Feeding into the government’s review, the James Martin Institute for Public Policy developed an idea for a government-backed impact investment fund to support women from disadvantaged backgrounds, such as refugees or those in rural communities, to grow their small businesses.
This idea aligns with the Expert Reference Panel’s suggestion for the NSW Government to provide “direct social impact investment to women-owned and led businesses, start-ups and enterprises”.
The impact fund would crowd in private capital, including from banks that recognise the opportunity to connect with future business clients, and support women denied capital due to factors such as a lack of credit history or weak social ties with potential investors.
Something like it could be part of the Zampatti fund.
Regardless, there are at least three innovations that would help ensure that the design of the government’s new venture capital fund expands women’s economic security and prosperity in an inclusive way.
First, make finance adaptive to women’s lives. No one’s life is linear or simple – finance should recognise this. The new fund should factor in the multifaceted demands on women’s lives and how this affects business operations. The most obvious example is care responsibilities. Beyond merely tolerating these considerations, the fund should proactively encompass financing for childcare or other supports to allow parents to balance commercial and caring duties.
Second, build the relational infrastructure to reach disadvantaged women. Entrepreneurs trying to build businesses are located everywhere, from the suburbs of Western Sydney to rural centres and farms. But the kind of support and capital they need isn’t typically designed to actually find or empower them. Investors at the new Zampatti fund should spread out across the state, well beyond affluent parts of Sydney, and deploy human-centric design to actively engage potential investees. They should link into community organisations, local business associations, incubators supporting refugee entrepreneurs, and others who can identify dynamic but less connected women entrepreneurs, and then make every effort to engage with them in their own places, languages, and circumstances.

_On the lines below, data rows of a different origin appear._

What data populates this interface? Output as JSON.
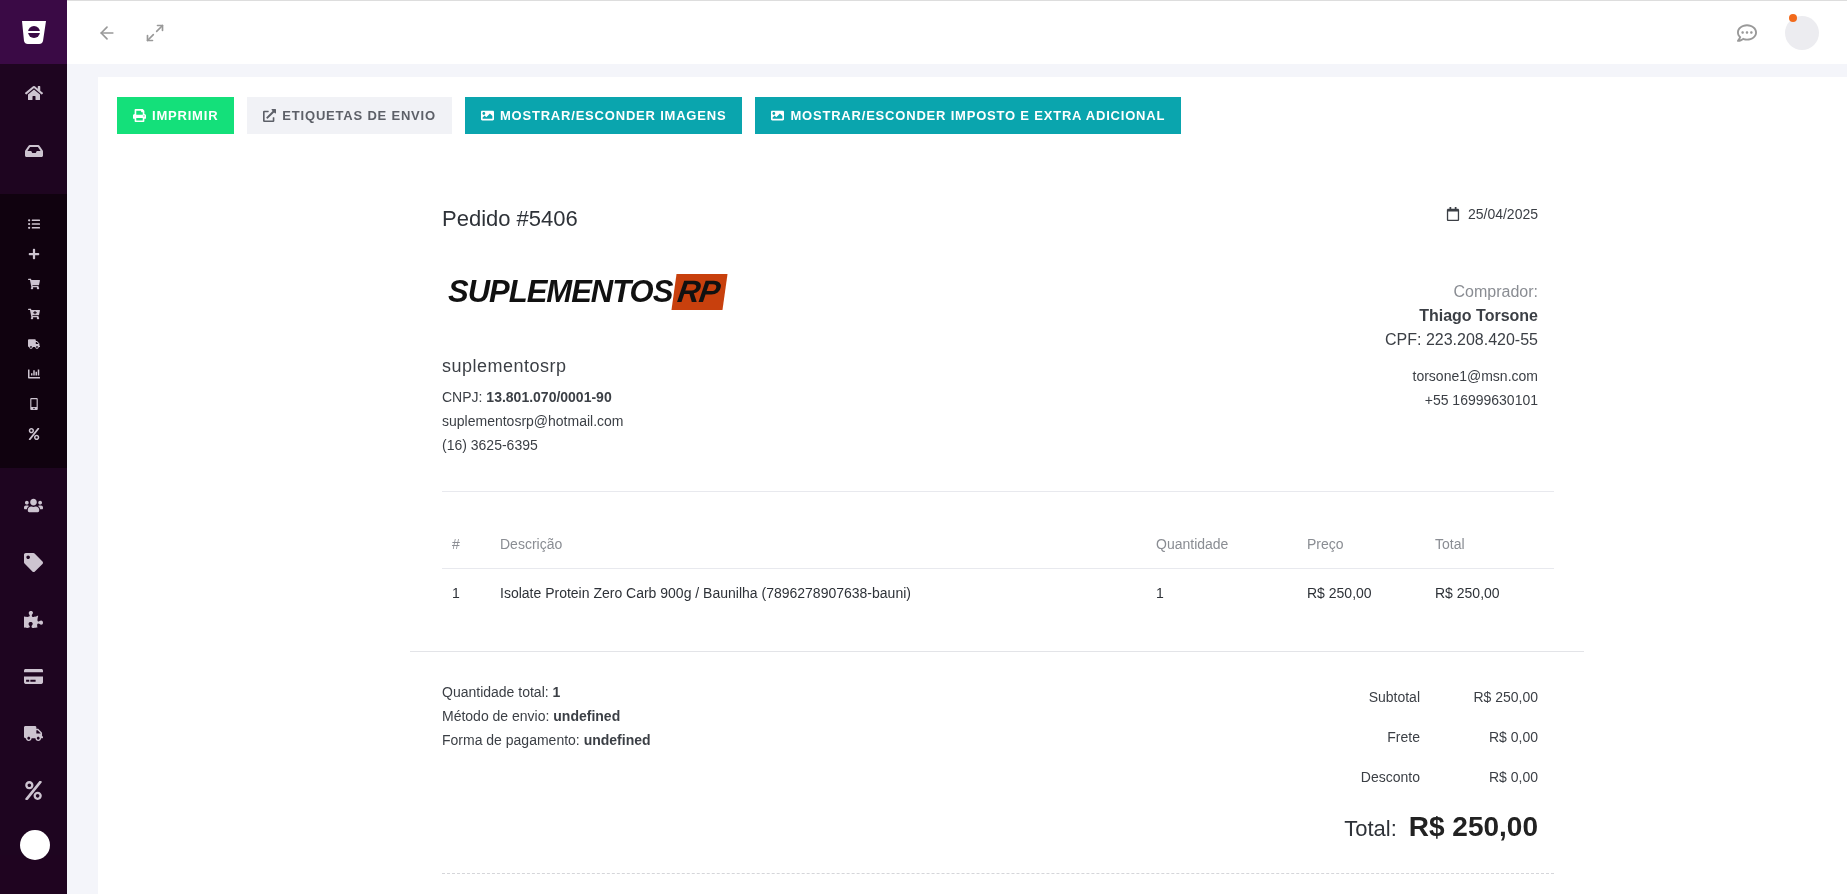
{
  "actions": [
    {
      "label": "IMPRIMIR",
      "kind": "success"
    },
    {
      "label": "ETIQUETAS DE ENVIO",
      "kind": "light"
    },
    {
      "label": "MOSTRAR/ESCONDER IMAGENS",
      "kind": "info"
    },
    {
      "label": "MOSTRAR/ESCONDER IMPOSTO E EXTRA ADICIONAL",
      "kind": "info"
    }
  ],
  "order": {
    "title": "Pedido #5406",
    "date": "25/04/2025"
  },
  "store": {
    "logo_word": "SUPLEMENTOS",
    "logo_badge": "RP",
    "name": "suplementosrp",
    "cnpj_label": "CNPJ:",
    "cnpj": "13.801.070/0001-90",
    "email": "suplementosrp@hotmail.com",
    "phone": "(16) 3625-6395"
  },
  "buyer": {
    "label": "Comprador:",
    "name": "Thiago Torsone",
    "cpf": "CPF: 223.208.420-55",
    "email": "torsone1@msn.com",
    "phone": "+55 16999630101"
  },
  "table": {
    "columns": [
      "#",
      "Descrição",
      "Quantidade",
      "Preço",
      "Total"
    ],
    "rows": [
      [
        "1",
        "Isolate Protein Zero Carb 900g / Baunilha (7896278907638-bauni)",
        "1",
        "R$ 250,00",
        "R$ 250,00"
      ]
    ]
  },
  "summary": [
    {
      "label": "Quantidade total:",
      "value": "1"
    },
    {
      "label": "Método de envio:",
      "value": "undefined"
    },
    {
      "label": "Forma de pagamento:",
      "value": "undefined"
    }
  ],
  "totals": [
    {
      "label": "Subtotal",
      "value": "R$ 250,00"
    },
    {
      "label": "Frete",
      "value": "R$ 0,00"
    },
    {
      "label": "Desconto",
      "value": "R$ 0,00"
    }
  ],
  "grand_total": {
    "label": "Total:",
    "value": "R$ 250,00"
  }
}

Finally, prioritise investments that create good jobs. Small and new businesses are the engine room of jobs growth in Australia. The new fund should back businesses that not only create jobs, but will sustain good ones, especially for women. This would propel women’s economic security more widely. While there’s no universal definition, we might think of good jobs as those that are well-paying, respectful, safe, secure, flexible, career-advancing, and purposeful. Far from being a feel-good category, such criteria can be rigorously integrated into investment strategies. The US investment firm Two Sigma Impact, for example, deploys a data-driven, scientific approach to identifying companies worthy of investment based on their commitment to good jobs because of how this tracks long-term value creation.
These three design innovations will help the Zampatti fund to reach and benefit more women, from diverse backgrounds, and respond to the real social and economic barriers they face. Making the economy more equal for women, it turns out, requires us to remake finance too.
Dr Vafa Ghazavi is Executive Director for Research and Policy at the James Martin Institute for Public Policy.